Although most hospitals likely will never encounter a true case of Ebola, that does not mean they are immune to its harms. With nurses and other clinicians clamoring for adequate workplace protections, hospitals must decide whether they have the resources to comply with CDC guidelines. If not, they must decide what to do to mitigate their risk of an OSHA enforcement action.
It goes without saying that every hospital wants to protect its workers from Ebola. Yet, exactly how much protection can each hospital offer? According to one survey, only 6% of U.S. hospitals are well prepared to receive a patient with Ebola. This is not unexpected, given that most hospitals continue to operate on very thin margins and that full compliance with Centers for Disease Control and Prevention (CDC) guidance would be costly. Although the disconnect between CDC expectations and hospital practices is understandable, what does that mean with regard to the Occupational Safety and Health Administration (OSHA)? What exposure to OSHA enforcement does a hospital have if it has not completely complied with CDC guidelines, even in the absence of an actual Ebola patient presenting to the hospital? In short, the hospital’s risk profile depends on how reasonable its actions are, even if they are less than ideal.
OSHA Takes a Position
On its newly released website dedicated to Ebola, OSHA has stated that it has jurisdiction to pursue hospitals that do not meet safety standards for infection control. Indeed, OSHA actually references CDC guidelines as the “authoritative source of information” for the protection of healthcare workers who potentially have contact with Ebola patients. OSHA’s description of the applicable safety standards consists of a mixture of OSHA standards pertaining to bloodborne pathogens, personal protective equipment, and respirators and CDC Ebola-specific guidelines. There can be no mistake, therefore, that the gold standard is compliance with the CDC requirements, including correctly using adequate personal protective equipment and similar measures, no matter what the expense may be.
Implications of Deviations from CDC Guidelines
Although it may be a laudable goal to adhere strictly to the CDC guidelines, not all hospitals will have sufficient resources to do so. Indeed, since the guidelines keep changing, a hospital may be in compliance one day and out of compliance the next. Given these practicalities, a hospital may reasonably decide that it will not perfectly adhere to the guidelines (or simply cannot comply with the guidelines).
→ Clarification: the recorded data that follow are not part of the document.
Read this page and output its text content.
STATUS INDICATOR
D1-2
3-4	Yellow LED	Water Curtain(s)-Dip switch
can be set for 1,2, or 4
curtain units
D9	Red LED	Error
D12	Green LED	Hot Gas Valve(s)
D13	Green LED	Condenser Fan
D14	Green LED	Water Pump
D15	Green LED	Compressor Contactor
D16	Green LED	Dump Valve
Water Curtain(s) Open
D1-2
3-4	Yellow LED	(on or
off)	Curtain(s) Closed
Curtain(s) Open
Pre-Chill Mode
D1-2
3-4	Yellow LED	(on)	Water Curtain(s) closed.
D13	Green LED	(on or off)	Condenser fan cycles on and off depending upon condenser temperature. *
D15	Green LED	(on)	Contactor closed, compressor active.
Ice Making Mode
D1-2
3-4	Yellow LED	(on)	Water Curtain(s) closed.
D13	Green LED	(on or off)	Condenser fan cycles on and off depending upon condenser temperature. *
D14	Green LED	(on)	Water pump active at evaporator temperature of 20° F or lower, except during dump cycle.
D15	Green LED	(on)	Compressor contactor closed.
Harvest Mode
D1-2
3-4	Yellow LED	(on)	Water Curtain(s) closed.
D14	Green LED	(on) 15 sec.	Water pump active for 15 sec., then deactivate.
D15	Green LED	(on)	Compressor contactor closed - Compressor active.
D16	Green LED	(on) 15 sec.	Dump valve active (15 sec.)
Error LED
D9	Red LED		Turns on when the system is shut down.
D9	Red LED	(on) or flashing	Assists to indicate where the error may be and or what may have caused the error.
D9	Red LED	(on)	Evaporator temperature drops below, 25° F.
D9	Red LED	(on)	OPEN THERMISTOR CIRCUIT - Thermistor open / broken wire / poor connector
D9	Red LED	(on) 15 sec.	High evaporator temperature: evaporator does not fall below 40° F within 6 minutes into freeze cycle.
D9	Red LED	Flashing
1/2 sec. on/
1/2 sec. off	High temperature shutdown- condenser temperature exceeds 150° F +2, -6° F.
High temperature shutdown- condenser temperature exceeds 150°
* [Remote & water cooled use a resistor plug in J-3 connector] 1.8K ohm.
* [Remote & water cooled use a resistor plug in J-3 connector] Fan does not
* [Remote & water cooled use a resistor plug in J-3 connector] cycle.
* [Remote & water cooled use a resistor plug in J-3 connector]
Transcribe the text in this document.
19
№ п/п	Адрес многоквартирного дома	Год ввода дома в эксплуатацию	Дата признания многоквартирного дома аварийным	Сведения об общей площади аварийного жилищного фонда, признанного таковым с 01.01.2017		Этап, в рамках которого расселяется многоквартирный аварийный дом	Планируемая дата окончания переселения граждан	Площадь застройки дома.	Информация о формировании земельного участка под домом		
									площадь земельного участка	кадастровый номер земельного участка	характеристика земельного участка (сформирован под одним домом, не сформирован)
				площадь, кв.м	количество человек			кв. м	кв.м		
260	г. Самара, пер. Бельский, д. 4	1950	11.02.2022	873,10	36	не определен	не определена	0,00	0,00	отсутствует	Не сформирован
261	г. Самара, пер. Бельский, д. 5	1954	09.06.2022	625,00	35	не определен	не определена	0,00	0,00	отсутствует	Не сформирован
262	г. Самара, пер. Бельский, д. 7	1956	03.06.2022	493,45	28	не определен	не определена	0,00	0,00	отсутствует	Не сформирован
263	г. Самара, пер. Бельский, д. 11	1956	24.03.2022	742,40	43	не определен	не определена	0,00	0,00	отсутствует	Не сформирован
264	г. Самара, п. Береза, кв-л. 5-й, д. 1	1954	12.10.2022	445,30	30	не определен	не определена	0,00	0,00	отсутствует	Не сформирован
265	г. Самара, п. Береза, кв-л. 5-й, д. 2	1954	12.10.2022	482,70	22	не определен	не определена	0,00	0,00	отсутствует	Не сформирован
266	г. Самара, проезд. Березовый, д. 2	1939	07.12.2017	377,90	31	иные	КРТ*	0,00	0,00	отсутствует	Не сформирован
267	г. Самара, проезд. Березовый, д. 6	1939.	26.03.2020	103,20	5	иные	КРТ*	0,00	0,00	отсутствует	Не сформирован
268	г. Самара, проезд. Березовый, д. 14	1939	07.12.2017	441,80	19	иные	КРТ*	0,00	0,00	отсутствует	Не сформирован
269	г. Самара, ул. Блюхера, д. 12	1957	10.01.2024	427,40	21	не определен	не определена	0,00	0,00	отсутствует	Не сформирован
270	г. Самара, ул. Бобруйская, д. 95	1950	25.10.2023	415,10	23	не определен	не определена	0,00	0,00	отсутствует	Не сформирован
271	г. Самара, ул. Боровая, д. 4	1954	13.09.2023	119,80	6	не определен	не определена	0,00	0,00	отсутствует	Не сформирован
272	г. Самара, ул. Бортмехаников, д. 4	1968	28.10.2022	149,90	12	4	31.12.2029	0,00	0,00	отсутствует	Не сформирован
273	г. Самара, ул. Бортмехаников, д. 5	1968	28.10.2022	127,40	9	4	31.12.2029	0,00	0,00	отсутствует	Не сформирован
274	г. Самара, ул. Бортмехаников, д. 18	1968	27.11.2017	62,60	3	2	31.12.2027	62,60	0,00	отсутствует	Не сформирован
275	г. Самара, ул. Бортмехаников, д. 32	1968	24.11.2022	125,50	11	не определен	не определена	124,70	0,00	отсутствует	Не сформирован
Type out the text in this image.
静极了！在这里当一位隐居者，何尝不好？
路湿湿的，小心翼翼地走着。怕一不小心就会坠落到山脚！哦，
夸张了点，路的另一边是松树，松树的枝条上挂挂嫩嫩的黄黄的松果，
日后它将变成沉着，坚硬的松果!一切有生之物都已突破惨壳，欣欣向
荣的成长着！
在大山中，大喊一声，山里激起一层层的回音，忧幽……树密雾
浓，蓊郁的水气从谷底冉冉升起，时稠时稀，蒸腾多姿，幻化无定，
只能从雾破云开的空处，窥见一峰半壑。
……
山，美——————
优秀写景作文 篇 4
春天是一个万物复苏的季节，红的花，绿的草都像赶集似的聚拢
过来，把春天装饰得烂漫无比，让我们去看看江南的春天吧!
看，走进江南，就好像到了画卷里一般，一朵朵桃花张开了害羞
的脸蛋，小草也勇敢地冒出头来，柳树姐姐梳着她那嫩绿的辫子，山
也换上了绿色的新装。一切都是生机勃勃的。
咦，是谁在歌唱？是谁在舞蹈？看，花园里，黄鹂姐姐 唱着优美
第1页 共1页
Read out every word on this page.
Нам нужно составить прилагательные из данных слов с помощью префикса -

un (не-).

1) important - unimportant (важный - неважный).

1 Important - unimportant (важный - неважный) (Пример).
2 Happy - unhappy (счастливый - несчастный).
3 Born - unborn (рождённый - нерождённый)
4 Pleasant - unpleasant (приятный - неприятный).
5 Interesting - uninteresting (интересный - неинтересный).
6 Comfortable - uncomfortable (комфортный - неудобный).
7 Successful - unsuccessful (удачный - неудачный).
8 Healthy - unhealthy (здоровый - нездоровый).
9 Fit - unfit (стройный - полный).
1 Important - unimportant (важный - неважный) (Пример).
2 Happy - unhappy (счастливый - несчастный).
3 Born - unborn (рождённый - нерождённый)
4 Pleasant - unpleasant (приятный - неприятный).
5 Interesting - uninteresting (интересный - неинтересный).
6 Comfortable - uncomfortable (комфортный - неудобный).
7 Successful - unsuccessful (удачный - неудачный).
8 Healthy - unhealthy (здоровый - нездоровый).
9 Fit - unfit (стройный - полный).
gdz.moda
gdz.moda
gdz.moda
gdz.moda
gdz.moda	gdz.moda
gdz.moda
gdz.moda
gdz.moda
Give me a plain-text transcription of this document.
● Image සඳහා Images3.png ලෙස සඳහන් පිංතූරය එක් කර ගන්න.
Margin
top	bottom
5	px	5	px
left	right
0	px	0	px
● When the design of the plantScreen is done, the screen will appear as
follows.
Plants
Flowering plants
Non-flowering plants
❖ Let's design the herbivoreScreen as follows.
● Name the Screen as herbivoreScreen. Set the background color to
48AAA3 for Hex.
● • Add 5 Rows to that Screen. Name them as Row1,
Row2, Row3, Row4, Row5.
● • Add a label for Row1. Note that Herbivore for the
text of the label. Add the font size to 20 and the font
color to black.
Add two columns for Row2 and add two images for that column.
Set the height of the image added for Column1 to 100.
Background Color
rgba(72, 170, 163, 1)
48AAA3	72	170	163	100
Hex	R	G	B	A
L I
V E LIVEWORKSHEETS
When making such a decision, the hospital should keep in mind that the general duty under OSHA is to provide a safe workplace. The question therefore is: If an Ebola patient were admitted at the hospital, are the safety measures that are in place reasonably likely to protect employees from infection? Do the employees have adequate equipment, well-crafted policies, and training, such that contagion is reasonably unlikely? If the answer to these questions is yes, then, as a matter of enforcement discretion, OSHA would be unlikely to pursue a hospital. Moreover, some would argue that the CDC guidelines are not binding requirements on hospitals and, even less so, standards to which OSHA can mandate compliance.
Proving That Reasonable Measures Have Been Taken
As most hospitals presumably do not want to be caught unaware by an unannounced OSHA inspection, a hospital may decide that it should take certain precautionary steps to build its case that it has been reasonable in its response to the potential risk. For instance, a hospital can document that it did a risk-assessment analysis, which shows the risks specific to its organization and the mitigation steps taken. It can also outline the CDC recommendations that it has chosen not to follow and document why those steps were either unnecessary or impractical. Most importantly, to ensure employee morale and to avoid whistleblowers, communication with employees is key. Employees need to understand that the employer is concerned and has taken proactive steps to protect them.